Some major investors feel that as long as Microsoft management is breaking into the piggy bank to fight Google, maybe they ought to help out the shareholders with a stock buyback too. Bloomberg News:
At least two significant shareholders are meeting with Microsoft officials to seek a stock repurchase of as much as $60 billion, to bolster both the price and per-share earnings.
“How can you have a CEO who is really indifferent to the price of the stock?” said Joseph Rosenberg, chief investment strategist at New York-based Loews Corp. “He has his head in the sand.” Rosenberg has managed money for the Tisch family, which controls Loews, for more than 30 years.

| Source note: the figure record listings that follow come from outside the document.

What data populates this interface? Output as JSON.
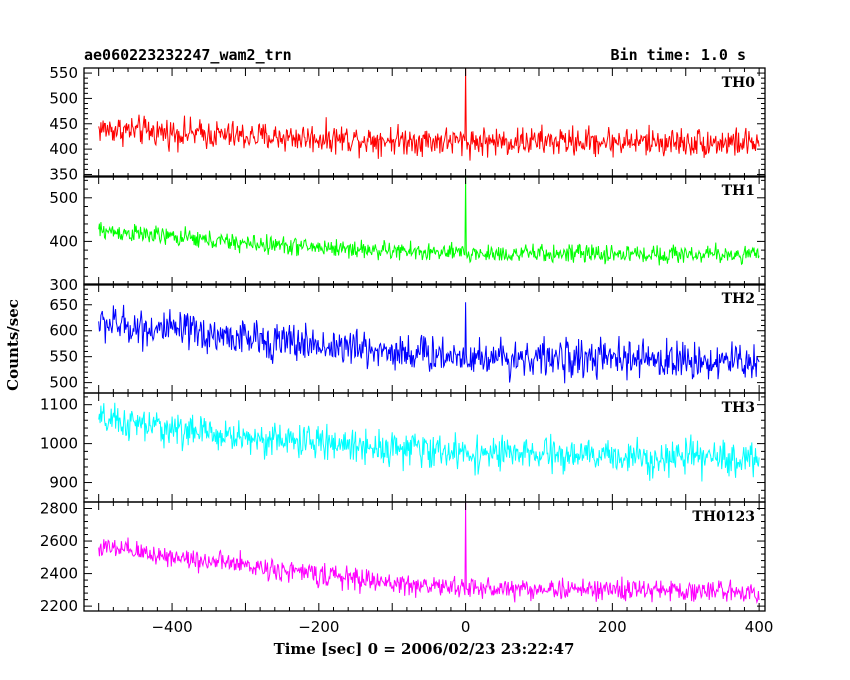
{
  "chart_data": {
    "type": "line",
    "title_left": "ae060223232247_wam2_trn",
    "title_right": "Bin time: 1.0 s",
    "xlabel": "Time [sec] 0 = 2006/02/23 23:22:47",
    "ylabel": "Counts/sec",
    "xlim": [
      -520,
      408
    ],
    "x_ticks": [
      -400,
      -200,
      0,
      200,
      400
    ],
    "x_tick_labels": [
      "−400",
      "−200",
      "0",
      "200",
      "400"
    ],
    "grid": false,
    "panels": [
      {
        "name": "TH0",
        "color": "#ff0000",
        "ylim": [
          345,
          560
        ],
        "y_ticks": [
          350,
          400,
          450,
          500,
          550
        ],
        "y_tick_labels": [
          "350",
          "400",
          "450",
          "500",
          "550"
        ],
        "x_range": [
          -500,
          400
        ],
        "baseline": [
          [
            -500,
            440
          ],
          [
            -300,
            425
          ],
          [
            0,
            415
          ],
          [
            200,
            415
          ],
          [
            400,
            412
          ]
        ],
        "noise_amplitude": 30,
        "spike": {
          "x": 0,
          "y": 560
        }
      },
      {
        "name": "TH1",
        "color": "#00ff00",
        "ylim": [
          300,
          550
        ],
        "y_ticks": [
          300,
          400,
          500
        ],
        "y_tick_labels": [
          "300",
          "400",
          "500"
        ],
        "x_range": [
          -500,
          400
        ],
        "baseline": [
          [
            -500,
            425
          ],
          [
            -300,
            395
          ],
          [
            -100,
            378
          ],
          [
            0,
            372
          ],
          [
            400,
            370
          ]
        ],
        "noise_amplitude": 22,
        "spike": {
          "x": 0,
          "y": 550
        }
      },
      {
        "name": "TH2",
        "color": "#0000ff",
        "ylim": [
          480,
          690
        ],
        "y_ticks": [
          500,
          550,
          600,
          650
        ],
        "y_tick_labels": [
          "500",
          "550",
          "600",
          "650"
        ],
        "x_range": [
          -500,
          400
        ],
        "baseline": [
          [
            -500,
            615
          ],
          [
            -300,
            585
          ],
          [
            -100,
            560
          ],
          [
            0,
            550
          ],
          [
            400,
            540
          ]
        ],
        "noise_amplitude": 38,
        "spike": {
          "x": 0,
          "y": 655
        }
      },
      {
        "name": "TH3",
        "color": "#00ffff",
        "ylim": [
          850,
          1130
        ],
        "y_ticks": [
          900,
          1000,
          1100
        ],
        "y_tick_labels": [
          "900",
          "1000",
          "1100"
        ],
        "x_range": [
          -500,
          400
        ],
        "baseline": [
          [
            -500,
            1060
          ],
          [
            -300,
            1015
          ],
          [
            -100,
            990
          ],
          [
            0,
            975
          ],
          [
            400,
            960
          ]
        ],
        "noise_amplitude": 45,
        "spike": null
      },
      {
        "name": "TH0123",
        "color": "#ff00ff",
        "ylim": [
          2170,
          2840
        ],
        "y_ticks": [
          2200,
          2400,
          2600,
          2800
        ],
        "y_tick_labels": [
          "2200",
          "2400",
          "2600",
          "2800"
        ],
        "x_range": [
          -500,
          400
        ],
        "baseline": [
          [
            -500,
            2560
          ],
          [
            -300,
            2450
          ],
          [
            -100,
            2340
          ],
          [
            0,
            2310
          ],
          [
            400,
            2290
          ]
        ],
        "noise_amplitude": 70,
        "spike": {
          "x": 0,
          "y": 2840
        }
      }
    ]
  }
}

As Microsoft is nearing the end of a $30 billion buyback announced in 2004, Ballmer is spending in areas to help compete against Google Inc., owner of the world’s most-used search engine.
Rosenberg said he told Microsoft officials the company should use $30 billion of its cash to repurchase stock and take on debt for the first time, to the tune of $30 billion. He is seeking an immediate tender for about 2 billion shares.
The calls for a buyback exemplify the new pressures that Ballmer, 50, and Chairman Bill Gates face as they try to balance shareholder demands with a desire to fuel growth.
Microsoft’s declining share price during the past five years has attracted value investors, who seek companies with steady growth and returns from buybacks and dividends. After the stock’s 11 drop this year, they are growing impatient to get a return on their investment.
Microsoft needs to show it is acting to boost the stock and appease shareholders, said Heather Bellini at UBS AG in New York, who is ranked the No. 2 software analyst by Institutional Investor magazine.
“Previously, the problem was apathy on the stock,” she said. “Now the apathy has been replaced with anger.”